500 g/ 1 lb 2 oz preferably a half-and-half mixture of unbleached white and wheatmeal
15 g/ 0,5 oz of yeast (fresh)
2 egg whites
280-340 g/ 0,5 pint to 12 oz water and milk,preferably 3/4 water and 1/4 milk (perhaps a bit less liquid)
15 g/ 0,5 oz salt

- Warm flour and salt in a very tepid oven. (you can skip this - I did)

- Pour in the yeast creamed in a little of the warmed milk and water mixture. Add the egg whites, beaten in a small bowl until they are just beginning to froth. Pour in the remaining milk (but not all at once like I did, I had to add more flour to get the right consistency). Mix as for ordinary bread dough.

- Leave to rise until spongy and light. This will take 45 minutes to 1 hour depending on the temperature of the ingredients when the dough as mixed.

- Break down the dough, divide it into two round loaves-or long rolls if you prefer. (I made one oval loaf). Cover with plastic or a light cloth and leave to recover volume. About 30 minutes should be enough.

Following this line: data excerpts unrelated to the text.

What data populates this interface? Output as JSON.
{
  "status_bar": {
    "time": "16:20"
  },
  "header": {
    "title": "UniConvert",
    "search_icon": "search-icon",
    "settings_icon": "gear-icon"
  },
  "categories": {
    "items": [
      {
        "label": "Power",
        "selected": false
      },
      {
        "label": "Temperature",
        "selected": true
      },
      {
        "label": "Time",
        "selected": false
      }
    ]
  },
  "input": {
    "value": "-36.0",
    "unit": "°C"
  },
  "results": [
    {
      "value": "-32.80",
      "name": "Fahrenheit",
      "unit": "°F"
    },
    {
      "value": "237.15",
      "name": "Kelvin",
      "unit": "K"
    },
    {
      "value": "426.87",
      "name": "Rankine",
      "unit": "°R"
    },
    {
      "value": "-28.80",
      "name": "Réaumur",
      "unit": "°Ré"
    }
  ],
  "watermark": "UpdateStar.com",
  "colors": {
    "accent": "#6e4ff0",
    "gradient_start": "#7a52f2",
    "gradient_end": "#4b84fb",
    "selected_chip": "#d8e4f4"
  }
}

- Decorate crust with cuts or not. Bake in a pre-heated oven (230°C/450°F) for the first 15 minutes. Then to prevent the crust to get too hard, cover the loaves with bowls or an oval casserole. In another 15 minutes the laves should be ready. (I did not cover my loaf because I had nothing of that size of shape that I could use so I lowered the temperature to 175°C/350°F and left it in for another 15-20 minutes, but I did use a bread/pizza stone.)

9 comments :

Lien said...


Congratulations on your new kitchen!
Beautiful loaves, I especially love the ring shaped one. Well done...and know have fun in your kitchen again, enjoy

Ilva said...

I feel honoured that the bread I chose inaugurated your new kitchen, good to have you back! And I too love the ring shaped one, I'd never had thought of that!

Elizabeth said...

Like Lien, I too love the look of the ring shaped bread. But truthfully, both loaves look fabulous!

Clearly your new kitchen is perfect if you can turns out such beautiful bread so easily.

Katie Zeller said...

Like the ring.... LOVE the sandwich!

Jamie said...

Ah, yes, an excellent old bread for a new kitchen! I like both the ring and the loaf and highly agree that this is great bread for both sandwiches and toast! Congratulations on you new kitchen! Very exciting! Now on with bread baking!

Baking Soda said...

I think I am going to steal your idea, love the crown shape. So nice and even crumb!

Baking Soda said...

Oops and your kitchen..... you must be dancing while cooking! Great job!

Heather Schmitt-Gonzalez said...

I love the idea of the crown...perhaps a fun tailgating sammich in the making!

Elle said...

Dear Babes, wish I had y'all in the kitchen baking bread together, drinking wine and playing music and dancing around. I'll do it in my head for the October bread...that way we can all fit. All of this month's breads are creative and lovely. Go Babes!